A developer board was created that made it possible to have someone with little to no knowledge build an electronic prototype without going back to school for engineering.   

Today, companies have created developer boards for industry with common engineering languages such as C programming, MATLAB, and Python to progress microcontroller and sensor applications. Embedded systems and microcontrollers are becoming the building block of much of the modern world. However, learning about them only online is missing a valuable hands-on component. 

Fortunately, with the boom of developer boards and online education platforms, remote or at-home courses are becoming more valuable to employers while affordable for the masses. 

On Mouser’s website, it says, “Texas Instruments and Mouser Electronics are proud to support the edX online course called The Mechatronics Revolution: Fundamentals and Core Concepts. …. Through several hands-on labs, students will solidify their knowledge of core mechatronics concepts and gain real-world experience in building their mechatronic systems.”

This course is a college-level engineering class taught through Georgia Tech using the TI-RSLK-Mechkit. These types of kits can provide a missing link to online education and might be the start of something bigger. Developer boards add a hands-on component to online classes.

Still, many of the in-demand manufacturing skills involve much larger equipment such as CNC mills that might not be as easy to train in an online environment and a small electronic device. Fortunately, a trend in manufacturing design might provide a new twist on education. 

 

Trends in Manufacturing Design

Digital twins are typically a way to create a production line and run simulations to find any issues before investing the time and money to create it in the real world. Some software also uses feedback loops to update digital twins based on real-world data once an operation has started. These models are accurate enough to train workers or job seekers new skills on a simulated machine. 

A user could “walk” around machines, production lines, or whole factories in a digital training environment, seeing and hearing everything.
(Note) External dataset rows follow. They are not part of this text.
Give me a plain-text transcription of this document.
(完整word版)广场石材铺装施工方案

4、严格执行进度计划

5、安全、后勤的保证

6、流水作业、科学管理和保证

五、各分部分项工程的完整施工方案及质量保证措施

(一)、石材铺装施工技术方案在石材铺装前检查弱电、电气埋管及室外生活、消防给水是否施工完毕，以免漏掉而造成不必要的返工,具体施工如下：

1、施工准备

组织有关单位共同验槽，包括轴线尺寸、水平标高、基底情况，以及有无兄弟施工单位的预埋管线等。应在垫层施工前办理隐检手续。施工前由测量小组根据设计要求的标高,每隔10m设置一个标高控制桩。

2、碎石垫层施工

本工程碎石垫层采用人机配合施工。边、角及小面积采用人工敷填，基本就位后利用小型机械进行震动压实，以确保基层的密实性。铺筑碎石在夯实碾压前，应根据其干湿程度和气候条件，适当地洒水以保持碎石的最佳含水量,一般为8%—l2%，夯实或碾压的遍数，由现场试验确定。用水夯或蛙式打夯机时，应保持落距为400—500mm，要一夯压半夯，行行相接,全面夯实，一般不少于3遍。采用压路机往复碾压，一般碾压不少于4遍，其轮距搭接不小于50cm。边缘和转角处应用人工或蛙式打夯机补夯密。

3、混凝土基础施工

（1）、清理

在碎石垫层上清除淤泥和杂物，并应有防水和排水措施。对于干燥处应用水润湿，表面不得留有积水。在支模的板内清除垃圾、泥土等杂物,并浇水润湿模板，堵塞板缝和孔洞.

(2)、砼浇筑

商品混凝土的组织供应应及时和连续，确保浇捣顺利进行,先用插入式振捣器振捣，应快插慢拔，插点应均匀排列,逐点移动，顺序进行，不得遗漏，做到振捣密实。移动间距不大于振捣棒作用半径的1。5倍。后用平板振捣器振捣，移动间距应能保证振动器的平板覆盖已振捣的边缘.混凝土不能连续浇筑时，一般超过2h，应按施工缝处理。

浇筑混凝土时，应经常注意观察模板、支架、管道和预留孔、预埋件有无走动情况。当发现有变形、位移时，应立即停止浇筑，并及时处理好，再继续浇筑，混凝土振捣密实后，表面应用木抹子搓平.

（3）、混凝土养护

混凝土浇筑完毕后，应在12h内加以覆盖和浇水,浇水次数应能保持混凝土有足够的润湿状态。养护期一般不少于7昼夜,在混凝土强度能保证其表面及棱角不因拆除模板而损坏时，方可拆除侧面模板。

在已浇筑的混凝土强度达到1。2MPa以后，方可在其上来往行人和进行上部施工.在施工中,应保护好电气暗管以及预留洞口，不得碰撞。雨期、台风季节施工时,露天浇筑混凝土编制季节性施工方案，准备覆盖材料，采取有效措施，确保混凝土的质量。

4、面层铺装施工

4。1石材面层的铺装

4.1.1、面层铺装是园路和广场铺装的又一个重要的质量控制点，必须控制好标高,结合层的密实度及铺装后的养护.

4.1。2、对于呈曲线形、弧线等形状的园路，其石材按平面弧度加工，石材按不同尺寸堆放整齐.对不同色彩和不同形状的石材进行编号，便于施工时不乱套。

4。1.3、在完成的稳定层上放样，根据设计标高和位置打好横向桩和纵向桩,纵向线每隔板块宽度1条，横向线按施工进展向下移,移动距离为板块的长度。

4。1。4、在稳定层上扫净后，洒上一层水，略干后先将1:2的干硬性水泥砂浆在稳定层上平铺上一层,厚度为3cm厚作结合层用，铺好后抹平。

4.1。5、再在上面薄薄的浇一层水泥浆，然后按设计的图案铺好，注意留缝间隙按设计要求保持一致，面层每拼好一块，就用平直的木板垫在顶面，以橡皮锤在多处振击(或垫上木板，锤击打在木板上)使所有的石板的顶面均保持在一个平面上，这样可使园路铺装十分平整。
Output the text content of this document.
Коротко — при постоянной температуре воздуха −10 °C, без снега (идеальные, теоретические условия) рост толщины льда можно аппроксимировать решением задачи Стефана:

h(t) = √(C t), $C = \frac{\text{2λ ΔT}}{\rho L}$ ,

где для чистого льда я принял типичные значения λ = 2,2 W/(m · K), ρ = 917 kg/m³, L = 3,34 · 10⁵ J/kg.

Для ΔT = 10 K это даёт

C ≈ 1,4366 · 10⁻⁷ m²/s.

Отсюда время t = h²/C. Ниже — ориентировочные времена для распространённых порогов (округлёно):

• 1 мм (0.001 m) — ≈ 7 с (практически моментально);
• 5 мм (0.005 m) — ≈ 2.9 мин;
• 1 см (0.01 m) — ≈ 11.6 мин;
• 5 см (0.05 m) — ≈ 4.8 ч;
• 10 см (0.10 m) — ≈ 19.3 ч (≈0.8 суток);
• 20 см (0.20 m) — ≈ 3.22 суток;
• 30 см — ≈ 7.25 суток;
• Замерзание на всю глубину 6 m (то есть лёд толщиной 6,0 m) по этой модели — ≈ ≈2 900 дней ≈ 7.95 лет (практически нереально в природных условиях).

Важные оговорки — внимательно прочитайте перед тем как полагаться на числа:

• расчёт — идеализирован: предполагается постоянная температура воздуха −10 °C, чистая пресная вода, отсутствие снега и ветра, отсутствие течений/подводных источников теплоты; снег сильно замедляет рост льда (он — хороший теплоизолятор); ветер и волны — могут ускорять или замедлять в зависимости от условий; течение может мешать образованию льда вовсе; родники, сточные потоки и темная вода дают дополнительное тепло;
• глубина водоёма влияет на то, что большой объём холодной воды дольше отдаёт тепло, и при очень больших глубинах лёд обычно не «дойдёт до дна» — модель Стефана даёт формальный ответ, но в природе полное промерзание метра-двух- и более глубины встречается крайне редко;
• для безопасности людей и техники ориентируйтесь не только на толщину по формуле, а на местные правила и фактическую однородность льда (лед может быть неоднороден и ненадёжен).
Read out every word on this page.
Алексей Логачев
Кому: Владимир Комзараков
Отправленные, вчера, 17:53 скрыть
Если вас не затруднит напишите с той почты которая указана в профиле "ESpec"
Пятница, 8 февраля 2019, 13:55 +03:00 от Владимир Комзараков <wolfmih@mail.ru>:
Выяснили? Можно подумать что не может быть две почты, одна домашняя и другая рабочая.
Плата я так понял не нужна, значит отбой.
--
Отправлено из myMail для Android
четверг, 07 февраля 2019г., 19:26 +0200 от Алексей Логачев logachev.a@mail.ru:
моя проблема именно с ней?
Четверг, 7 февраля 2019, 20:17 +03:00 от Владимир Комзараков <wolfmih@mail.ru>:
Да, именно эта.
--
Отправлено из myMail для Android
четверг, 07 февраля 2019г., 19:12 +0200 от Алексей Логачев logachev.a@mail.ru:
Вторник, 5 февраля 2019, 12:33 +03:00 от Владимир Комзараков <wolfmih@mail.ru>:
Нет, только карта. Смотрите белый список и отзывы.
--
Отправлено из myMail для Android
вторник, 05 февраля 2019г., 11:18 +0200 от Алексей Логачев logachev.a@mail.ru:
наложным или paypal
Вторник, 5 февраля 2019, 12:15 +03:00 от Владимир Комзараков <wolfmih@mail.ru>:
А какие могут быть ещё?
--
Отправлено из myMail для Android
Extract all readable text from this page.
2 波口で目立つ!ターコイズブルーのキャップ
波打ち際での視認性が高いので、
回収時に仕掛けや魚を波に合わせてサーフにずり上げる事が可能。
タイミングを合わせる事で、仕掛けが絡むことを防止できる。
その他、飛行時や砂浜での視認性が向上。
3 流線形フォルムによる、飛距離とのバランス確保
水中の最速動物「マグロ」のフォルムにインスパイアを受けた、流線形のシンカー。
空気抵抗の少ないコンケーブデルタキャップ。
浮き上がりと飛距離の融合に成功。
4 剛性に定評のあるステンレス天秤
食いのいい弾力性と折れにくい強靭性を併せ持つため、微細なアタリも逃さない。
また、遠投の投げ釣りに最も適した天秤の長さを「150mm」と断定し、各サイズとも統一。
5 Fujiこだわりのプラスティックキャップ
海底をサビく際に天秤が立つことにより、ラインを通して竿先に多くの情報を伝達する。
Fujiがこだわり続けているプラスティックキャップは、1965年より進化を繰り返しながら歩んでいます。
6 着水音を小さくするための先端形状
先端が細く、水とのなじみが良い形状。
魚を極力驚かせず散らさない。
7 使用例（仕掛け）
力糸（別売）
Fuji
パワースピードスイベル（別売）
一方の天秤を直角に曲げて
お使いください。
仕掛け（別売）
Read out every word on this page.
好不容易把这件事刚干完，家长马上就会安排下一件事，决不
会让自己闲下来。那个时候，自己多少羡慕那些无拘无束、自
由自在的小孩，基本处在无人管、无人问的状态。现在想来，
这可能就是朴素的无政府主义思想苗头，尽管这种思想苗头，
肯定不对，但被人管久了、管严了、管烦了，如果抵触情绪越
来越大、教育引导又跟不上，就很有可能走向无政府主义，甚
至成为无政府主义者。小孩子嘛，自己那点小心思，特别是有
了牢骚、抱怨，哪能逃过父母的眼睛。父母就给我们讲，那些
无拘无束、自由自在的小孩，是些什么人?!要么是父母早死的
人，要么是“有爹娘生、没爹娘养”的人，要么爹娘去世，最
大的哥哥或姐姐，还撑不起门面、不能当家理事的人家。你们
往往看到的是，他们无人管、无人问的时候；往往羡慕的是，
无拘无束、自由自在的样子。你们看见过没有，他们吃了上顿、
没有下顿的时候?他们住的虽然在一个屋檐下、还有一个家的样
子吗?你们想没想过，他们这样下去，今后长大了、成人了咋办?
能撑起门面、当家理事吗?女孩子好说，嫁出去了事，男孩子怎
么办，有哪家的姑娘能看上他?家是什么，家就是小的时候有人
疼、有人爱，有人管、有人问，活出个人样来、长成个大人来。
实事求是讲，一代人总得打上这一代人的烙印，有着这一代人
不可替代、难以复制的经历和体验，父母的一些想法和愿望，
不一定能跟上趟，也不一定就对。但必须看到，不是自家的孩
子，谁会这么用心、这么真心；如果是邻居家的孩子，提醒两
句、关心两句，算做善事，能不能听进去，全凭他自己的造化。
This type of technology could serve as a way to train new employees too.

 

Digital twinning capabilities in a factory. Image courtesy of Siemens

 

However, recreating a factory already in operation without any digital twin might take a large investment. Here again, a manufacturing trend, AR and VR technology might provide a solution.    

Weedoo, a company specializing in digital applications, scanned a factory in about three hours. Once a digital environment is made, switches, knobs, gauges, HMIs, and other devices are mapped and programmed into the environment. 

Users control themselves in the digital environment similar to a point of view video game character. For example, if a user heard the ambient noise change, they could “walk” to the pressure gauge on the machine, see it is surging, and select a switch to open a vent.

While simple, this exercise could take a user through abnormal situations that might not be possible or safe in a real factory. This technology can show users where everything is and what to do as problems occur. 

Professional developer boards, online learning, and realistic virtual training could add value to online learning while providing hands-on experience. It may take time to see how this new type of training will evolve. The future of manufacturing education must change if the industry will address the skills gap in a serious and sustainable way.